Georgia State Representative Questions State's Cannabis Oil Laws

Ron Strider

Well-Known Member
Georgia State Representative Allen Peake is questioning the state's laws governing the use of cannabis oil to assist families of children with medical conditions.

For thousands of Georgia families, the oil is truly life-saving. CBS46 has done stories in the past highlighting the use of cannabis oil to treat conditions in children, including epilepsy and Crohn's disease.

Before the last legislative session, there were thousands of families using the oil and now several more are expected to gain access to the substance now that the list of conditions has been expanded from 8 to 14, including autism.

Representative Peake says there's a huge problem for those families because there's really no place to purchase the oil in the state.

"There's no ability to access the product and so we're having folks come to us and say 'I have a medical marijuana card. I'm registered with the state but I don't know how to get the product'," says Peake.

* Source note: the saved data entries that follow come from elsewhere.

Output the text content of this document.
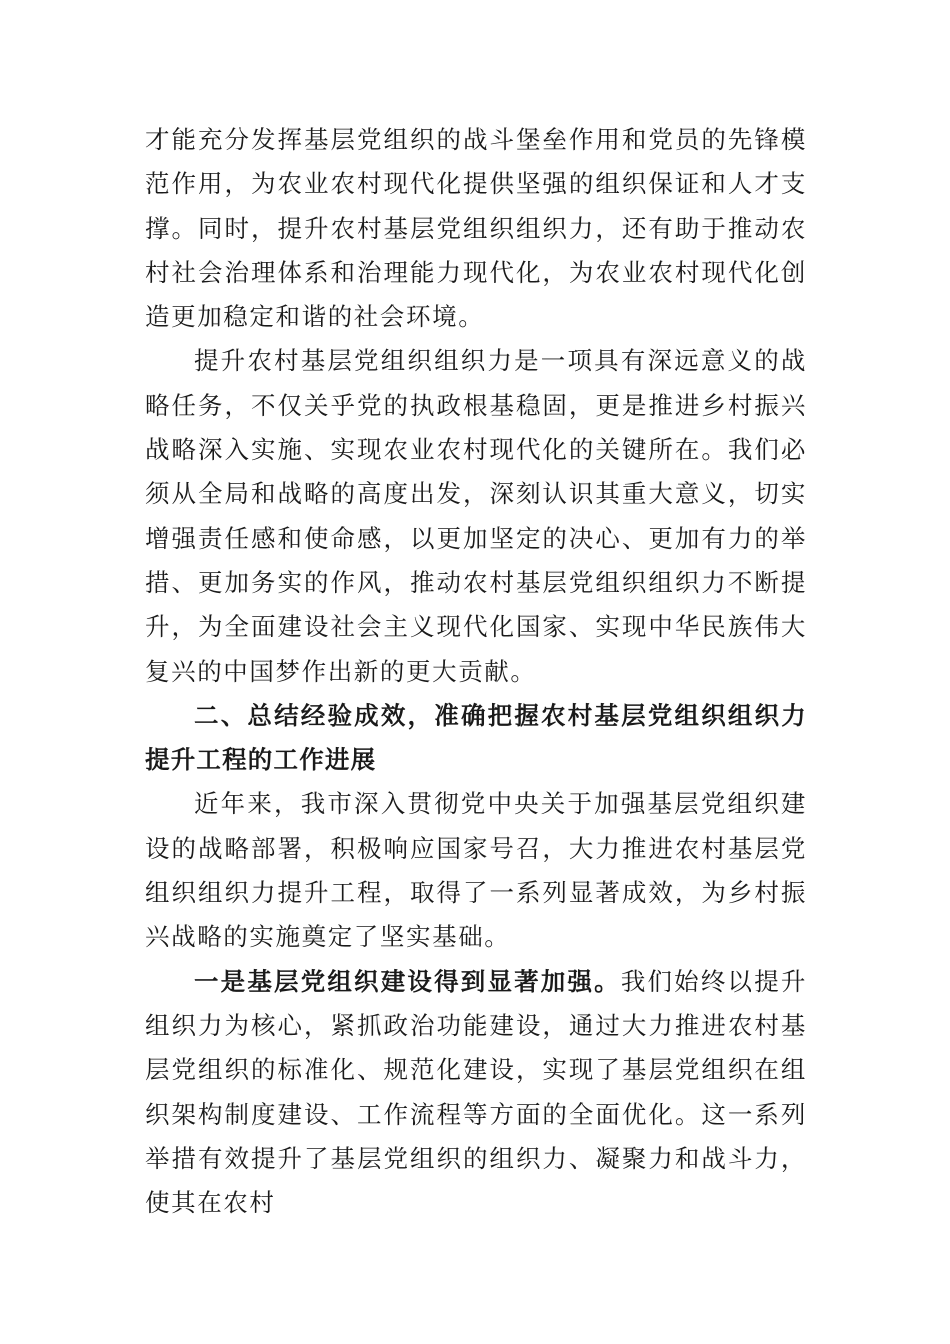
才能充分发挥基层党组织的战斗堡垒作用和党员的先锋模范作用，为农业农村现代化提供坚强的组织保证和人才支撑。同时，提升农村基层党组织组织力，还有助于推动农村社会治理体系和治理能力现代化，为农业农村现代化创造更加稳定和谐的社会环境。

提升农村基层党组织组织力是一项具有深远意义的战略任务，不仅关乎党的执政根基稳固，更是推进乡村振兴战略深入实施、实现农业农村现代化的关键所在。我们必须从全局和战略的高度出发，深刻认识其重大意义，切实增强责任感和使命感，以更加坚定的决心、更加有力的举措、更加务实的作风，推动农村基层党组织组织力不断提升，为全面建设社会主义现代化国家、实现中华民族伟大复兴的中国梦作出新的更大贡献。

二、总结经验成效，准确把握农村基层党组织组织力提升工程的工作进展

近年来，我市深入贯彻党中央关于加强基层党组织建设的战略部署，积极响应国家号召，大力推进农村基层党组织组织力提升工程，取得了一系列显著成效，为乡村振兴战略的实施奠定了坚实基础。

一是基层党组织建设得到显著加强。我们始终以提升组织力为核心，紧抓政治功能建设，通过大力推进农村基层党组织的标准化、规范化建设，实现了基层党组织在组织架构制度建设、工作流程等方面的全面优化。这一系列举措有效提升了基层党组织的组织力、凝聚力和战斗力，使其在农村
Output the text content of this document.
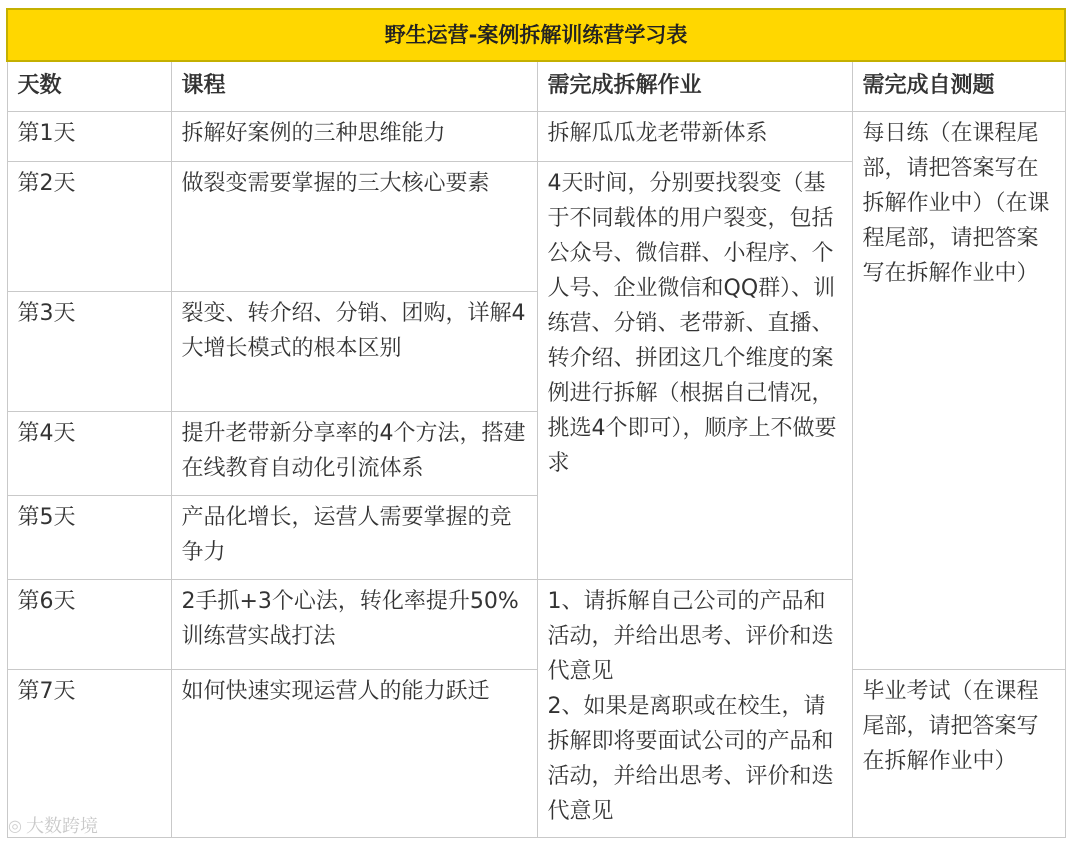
野生运营-案例拆解训练营学习表			
天数	课程	需完成拆解作业	需完成自测题
第1天	拆解好案例的三种思维能力	拆解瓜瓜龙老带新体系	每日练（在课程尾部，请把答案写在拆解作业中）（在课程尾部，请把答案写在拆解作业中）
第2天	做裂变需要掌握的三大核心要素	4天时间，分别要找裂变（基于不同载体的用户裂变，包括公众号、微信群、小程序、个人号、企业微信和QQ群）、训练营、分销、老带新、直播、转介绍、拼团这几个维度的案例进行拆解（根据自己情况，挑选4个即可），顺序上不做要求	
第3天	裂变、转介绍、分销、团购，详解4大增长模式的根本区别		
第4天	提升老带新分享率的4个方法，搭建在线教育自动化引流体系		
第5天	产品化增长，运营人需要掌握的竞争力		
第6天	2手抓+3个心法，转化率提升50%训练营实战打法	1、请拆解自己公司的产品和活动，并给出思考、评价和迭代意见
2、如果是离职或在校生，请拆解即将要面试公司的产品和活动，并给出思考、评价和迭代意见	
第7天	如何快速实现运营人的能力跃迁		毕业考试（在课程尾部，请把答案写在拆解作业中）
◎ 大数跨境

The state allows for 14 medical conditions which can be legally treated with cannabis oil but the state doesn't allow any cultivation of cannabis or the oil and Peake says there's a gaping hole left by lawmakers.

That's why he has taken it upon himself to connect Georgia families who qualify for the oil with out-of-state providers.

"I am not involved in the transportation of oil here to Georgia. I honestly have no idea how it gets here," said Peake. "We've provided a vehicle for them to basically access a product that we know has been lab tested, is safe and consistent and has been proven to be successful with many Georgia families. We don't provide a product that's above the 5 percent THC level that's allowed in Georgia law. We're only providing product to those who are properly registered with the state. And we're not selling the product, we're giving it to folks."

But Peake is operating in a grey area. Everything he is doing is in compliance with Georgia law but there are questions about the transfer of cannabis oil across state lines, which the DEA classifies as a schedule 1 drug. That breaks federal law.

"Our law, as it's structured right now, is causing parents to either violate federal law by bringing it back themselves or having someone else do it and provide it to them," said Peake. "That's why I'm not involved in the transportation of the product across state lines. But it does show the fallacy and the gaping hole in our existing law. That we have to look at breaking federal law in order to provide relief to Georgia citizens who are properly registered in the state to possess this product."

Also, skeptics have said that Peake is only fighting this to score political points, something he disputes. He says he's not running for federal office or governor. He says he's not even likely to be a state representative for much longer. He says he's doing it simply because it's the right thing to do.